The characterisation of Anežka by Veronika Rovná was magnificent in the second act when she transformed from a mourning figure into a woman in love again and the more striking was her deep emotional character against the light-hearted minx of Karolina. Rovná is a magnificent soprano and a great actress, able to reach the highest notes of her role with ease. The Karolina of Slovak mezzo-soprano Soňa Godarská showed she was the finest singer of the evening, and she encapsulated every trait of the coquette and was the most fully rounded of Smetana’s characters in this bright, cheerful opera. Godarská was most impressive in both her glorious coloratura and her acting, in every scene she evinced all the witty aspects of her role, whether mock anger, jealousy or making fun of the errant lovers. She was given the best lines in the first act, while the composer gave Anežka the better music against the lesser music for Karolina in the second act. In their roles, there are parallels with Mozart’s Così fan tutte with Karolina Fiordiligi to Anežka’s Dorabella.
Celebrating the Harvest Festival, the villagers enter the auditorium on both sides and join the two couples of Ladislav and Anežka and the peasant boy Toník and his bride Lidka singing together in a quartet, ‘Ah, what a painful surprise’, and then the celebratory chorus enhanced by a terrifically merry polka dance joyfully surrounding the two happy couples – and before the close – the two widows take their places on stage with the villagers singing ‘Our Lord must surely love us’.
Ladislav Podhajsky was portrayed well by Martin Šrejma, whose glorious tenor embellished the opening to Act II, while the Mumlal of Zahradníček was characterised superbly in his rather droll solemnity mixed with darkly comic mannerisms. The secondary roles of the frivolous lovers Toník and Lidka were well sung and acted too, especially by Václav Čížek’s excellent tenor as Toník. The choreography of both the principal characters and the chorus supported the plot magnificently enhancing the mix of comedy and tragedy with witty charm.

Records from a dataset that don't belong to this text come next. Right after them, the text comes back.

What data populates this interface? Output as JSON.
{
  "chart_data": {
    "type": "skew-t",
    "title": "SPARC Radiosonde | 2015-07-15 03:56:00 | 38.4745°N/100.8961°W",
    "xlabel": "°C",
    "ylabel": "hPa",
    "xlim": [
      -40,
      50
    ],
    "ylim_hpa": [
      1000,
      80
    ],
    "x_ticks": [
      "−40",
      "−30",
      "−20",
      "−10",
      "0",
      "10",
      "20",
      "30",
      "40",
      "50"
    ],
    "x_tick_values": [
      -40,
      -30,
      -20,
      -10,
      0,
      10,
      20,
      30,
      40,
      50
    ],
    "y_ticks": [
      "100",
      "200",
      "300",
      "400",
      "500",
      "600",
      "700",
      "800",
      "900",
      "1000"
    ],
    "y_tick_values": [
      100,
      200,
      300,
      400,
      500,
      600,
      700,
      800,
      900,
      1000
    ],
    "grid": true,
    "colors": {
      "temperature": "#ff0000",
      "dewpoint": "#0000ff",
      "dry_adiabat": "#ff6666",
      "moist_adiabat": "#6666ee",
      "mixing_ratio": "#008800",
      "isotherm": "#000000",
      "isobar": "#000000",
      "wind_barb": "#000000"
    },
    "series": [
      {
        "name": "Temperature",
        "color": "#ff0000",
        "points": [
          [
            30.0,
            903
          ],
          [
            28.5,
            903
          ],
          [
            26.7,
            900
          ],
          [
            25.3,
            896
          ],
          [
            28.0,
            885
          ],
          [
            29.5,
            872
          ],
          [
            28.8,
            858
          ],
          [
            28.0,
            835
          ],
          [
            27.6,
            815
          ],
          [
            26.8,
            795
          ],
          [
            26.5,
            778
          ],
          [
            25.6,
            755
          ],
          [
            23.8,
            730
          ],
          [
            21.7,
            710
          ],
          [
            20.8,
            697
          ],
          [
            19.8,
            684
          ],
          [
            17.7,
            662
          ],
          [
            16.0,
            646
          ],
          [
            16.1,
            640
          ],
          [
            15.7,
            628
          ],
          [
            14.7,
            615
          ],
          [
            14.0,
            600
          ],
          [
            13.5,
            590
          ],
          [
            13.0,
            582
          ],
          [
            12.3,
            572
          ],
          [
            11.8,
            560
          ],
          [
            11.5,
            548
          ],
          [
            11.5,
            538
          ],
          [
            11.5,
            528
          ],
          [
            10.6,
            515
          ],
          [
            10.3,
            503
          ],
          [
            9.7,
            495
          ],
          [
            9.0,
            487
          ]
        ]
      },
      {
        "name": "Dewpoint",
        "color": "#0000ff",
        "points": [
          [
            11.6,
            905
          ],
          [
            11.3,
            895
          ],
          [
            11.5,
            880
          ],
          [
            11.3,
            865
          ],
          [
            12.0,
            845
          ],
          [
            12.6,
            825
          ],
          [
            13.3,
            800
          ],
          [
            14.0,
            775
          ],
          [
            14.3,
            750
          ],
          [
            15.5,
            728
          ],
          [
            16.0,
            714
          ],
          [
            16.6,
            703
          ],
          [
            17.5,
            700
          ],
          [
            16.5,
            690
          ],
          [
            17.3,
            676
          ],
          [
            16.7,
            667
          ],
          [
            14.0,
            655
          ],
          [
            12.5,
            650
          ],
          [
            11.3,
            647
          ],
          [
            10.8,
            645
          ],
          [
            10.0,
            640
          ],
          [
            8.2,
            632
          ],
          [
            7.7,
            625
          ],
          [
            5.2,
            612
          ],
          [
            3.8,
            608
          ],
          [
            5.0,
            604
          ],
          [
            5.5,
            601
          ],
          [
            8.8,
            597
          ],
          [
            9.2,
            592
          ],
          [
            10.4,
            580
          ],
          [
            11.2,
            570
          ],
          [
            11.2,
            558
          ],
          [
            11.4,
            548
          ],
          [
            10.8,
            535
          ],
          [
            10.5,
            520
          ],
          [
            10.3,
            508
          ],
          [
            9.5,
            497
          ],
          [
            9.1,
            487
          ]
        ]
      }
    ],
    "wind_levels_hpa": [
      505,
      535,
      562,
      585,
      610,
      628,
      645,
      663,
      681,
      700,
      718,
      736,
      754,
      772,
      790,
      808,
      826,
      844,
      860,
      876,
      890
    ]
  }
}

This was a tremendous performance successful in the handling of manifold plots in this narrative of two women crossed by tragedy and of the forceful emerging role of women in Bohemian society. The packed auditorium rose almost as one in applause for this splendid opera by Bedřich Smetana and left one eagerly awaiting the further operas to be staged here in Ostrava.
Gregor Tassie
Typical of modern productions, trash the original concept to make an unrelated point. Compare this one to the 1990s production from Prague and you will see the difference.
It is well conduced and sung, but a total waste of time.